The situation clearly frustrated commuters. Lines of cars stretched 5 miles in and out of the city, largely along I-93 and nearby feeder roads. Drivers reported that trips from Cambridge to Dorchester took two hours. Jamaica Plain to Dorchester was an hour.
Cars snaked down Melnea Cass Boulevard in Roxbury on a one-hour drive to the Southeast Expressway that normally would take 10 minutes. Along Massachusetts Avenue, fed-up motorists made sudden U-turns or darted down side streets.

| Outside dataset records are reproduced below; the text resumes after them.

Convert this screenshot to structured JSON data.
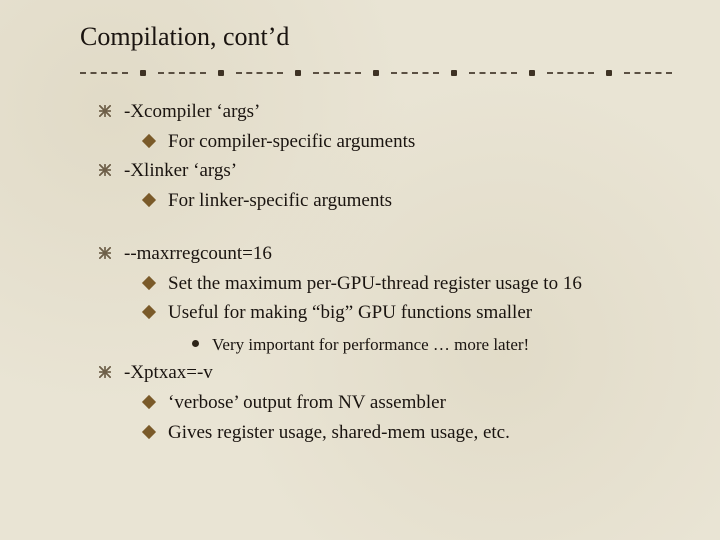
{
  "title": "Compilation, cont’d",
  "groups": [
    {
      "items": [
        {
          "level": 1,
          "text": "-Xcompiler ‘args’"
        },
        {
          "level": 2,
          "text": "For compiler-specific arguments"
        },
        {
          "level": 1,
          "text": "-Xlinker ‘args’"
        },
        {
          "level": 2,
          "text": "For linker-specific arguments"
        }
      ]
    },
    {
      "items": [
        {
          "level": 1,
          "text": "--maxrregcount=16"
        },
        {
          "level": 2,
          "text": "Set the maximum per-GPU-thread register usage to 16"
        },
        {
          "level": 2,
          "text": "Useful for making “big” GPU functions smaller"
        },
        {
          "level": 3,
          "text": "Very important for performance … more later!"
        },
        {
          "level": 1,
          "text": "-Xptxax=-v"
        },
        {
          "level": 2,
          "text": "‘verbose’ output from NV assembler"
        },
        {
          "level": 2,
          "text": "Gives register usage, shared-mem usage, etc."
        }
      ]
    }
  ]
}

It got so bad late yesterday afternoon on I-93 south that State Police closed Exit 15 (Columbia Road/JFK-UMass) as a safety precaution as frustrated drivers sought shortcuts wherever they could. Cars on the exit ramp were backing up into the highway. Problems persisted for southbound cars into the night.
Jon Carlisle, spokesman for the Massachusetts Highway Department, denied that the pothole crew created the jam and instead blamed other agencies and problems with traffic signals.
''We talked to a member of the crew on the ground who told us there weren't any backups behind them," he said. ''The issues were associated with traffic-signal timing on local roadways and the [Massachusetts] Turnpike funneling traffic onto Frontage Road. There were no backups behind our pothole crews."
But Tinlin said the MassHighway crew started the jam, saying he based that conclusion on his review of video feeds of city streets and the I-93 corridor and reports from Boston police.
''What we're focused on right now is not who is at fault, but how to fix it," he said.
Jeff Larson, general manager of SmartRoutes, which monitors traffic, said there is probably no one to blame. More drivers returned to the roads yesterday after a week of bad weather and frigid temperatures, he said.
''Whenever you get into a situation where you have this much volume, traffic signals don't matter that much," he said.
Josh Resnek, 55, editor of the Chelsea Record, said it took him 1½ hours to drive from North Station to Mass. General, where his wife was in surgery.
''All the time I was on the road, there was no police officer, no sign of response," he said. ''It was beyond frustrating. It all stopped and fell apart."